The antibacterial anti-mite swaddling articles prepared in the examples and the comparative examples were subjected to antibacterial anti-mite performance tests.

The test of the antibacterial performance conforms to the standard GB/T20944.3-2008, and the test of the anti-mite performance conforms to the standard GB/T24253-2009. Wherein, the water washing method refers to the standard GB/T3921.3-1997.

The test results are shown in the following table.
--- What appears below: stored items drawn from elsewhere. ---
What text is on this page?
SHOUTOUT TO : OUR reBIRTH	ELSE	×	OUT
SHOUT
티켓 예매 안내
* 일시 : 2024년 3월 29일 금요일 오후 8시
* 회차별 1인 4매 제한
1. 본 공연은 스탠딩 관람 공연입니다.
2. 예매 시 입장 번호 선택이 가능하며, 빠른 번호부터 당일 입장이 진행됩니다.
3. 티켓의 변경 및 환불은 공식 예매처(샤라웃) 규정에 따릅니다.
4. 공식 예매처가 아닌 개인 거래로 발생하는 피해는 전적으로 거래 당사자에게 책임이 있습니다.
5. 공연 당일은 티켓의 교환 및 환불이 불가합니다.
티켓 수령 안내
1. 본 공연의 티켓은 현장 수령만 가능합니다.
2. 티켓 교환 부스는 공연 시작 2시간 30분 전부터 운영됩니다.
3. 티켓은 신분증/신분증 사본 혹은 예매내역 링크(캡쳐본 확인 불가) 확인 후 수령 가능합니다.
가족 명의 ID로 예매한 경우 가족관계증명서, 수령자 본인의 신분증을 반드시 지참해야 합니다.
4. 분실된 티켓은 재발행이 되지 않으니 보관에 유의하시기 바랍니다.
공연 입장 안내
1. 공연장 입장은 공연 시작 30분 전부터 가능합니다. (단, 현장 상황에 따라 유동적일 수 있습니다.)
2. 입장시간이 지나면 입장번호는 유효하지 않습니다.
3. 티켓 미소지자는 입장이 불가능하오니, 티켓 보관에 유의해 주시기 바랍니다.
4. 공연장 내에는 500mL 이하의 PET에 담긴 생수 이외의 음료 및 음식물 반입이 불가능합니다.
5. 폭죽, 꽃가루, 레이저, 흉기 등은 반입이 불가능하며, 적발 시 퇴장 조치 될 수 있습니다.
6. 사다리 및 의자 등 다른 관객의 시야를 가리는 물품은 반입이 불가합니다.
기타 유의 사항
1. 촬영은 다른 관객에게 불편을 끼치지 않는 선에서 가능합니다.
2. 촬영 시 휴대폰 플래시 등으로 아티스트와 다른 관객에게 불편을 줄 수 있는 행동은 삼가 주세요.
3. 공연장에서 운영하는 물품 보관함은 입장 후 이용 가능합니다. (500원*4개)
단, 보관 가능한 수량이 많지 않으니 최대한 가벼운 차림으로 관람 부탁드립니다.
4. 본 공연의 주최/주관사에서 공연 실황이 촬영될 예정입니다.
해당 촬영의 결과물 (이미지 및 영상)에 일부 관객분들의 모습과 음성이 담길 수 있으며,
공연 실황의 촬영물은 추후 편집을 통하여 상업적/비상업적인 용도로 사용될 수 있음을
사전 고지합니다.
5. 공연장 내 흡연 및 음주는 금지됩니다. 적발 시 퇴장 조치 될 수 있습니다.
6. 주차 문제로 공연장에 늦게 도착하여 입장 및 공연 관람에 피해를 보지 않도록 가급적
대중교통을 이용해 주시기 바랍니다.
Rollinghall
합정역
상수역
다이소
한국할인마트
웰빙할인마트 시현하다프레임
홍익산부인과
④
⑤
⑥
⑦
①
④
As can be seen from the data in the above table, the water washing resistance of the antibacterial effect can be enhanced by fixing carboxymethyl chitosan on cotton fiber through chemical bonds, and the water washing resistance of the anti-mite effect can be enhanced by chemically modifying cyclodextrin with chloromethyl pivalate.

The foregoing shows and describes the general principles and broad features of the present invention and advantages thereof. It will be understood by those skilled in the art that the present invention is not limited to the embodiments described above, which are described in the specification and illustrated only to illustrate the principle of the present invention, but that various changes and modifications may be made therein without departing from the spirit and scope of the present invention, which fall within the scope of the invention as claimed. The scope of the invention is defined by the appended claims and equivalents thereof.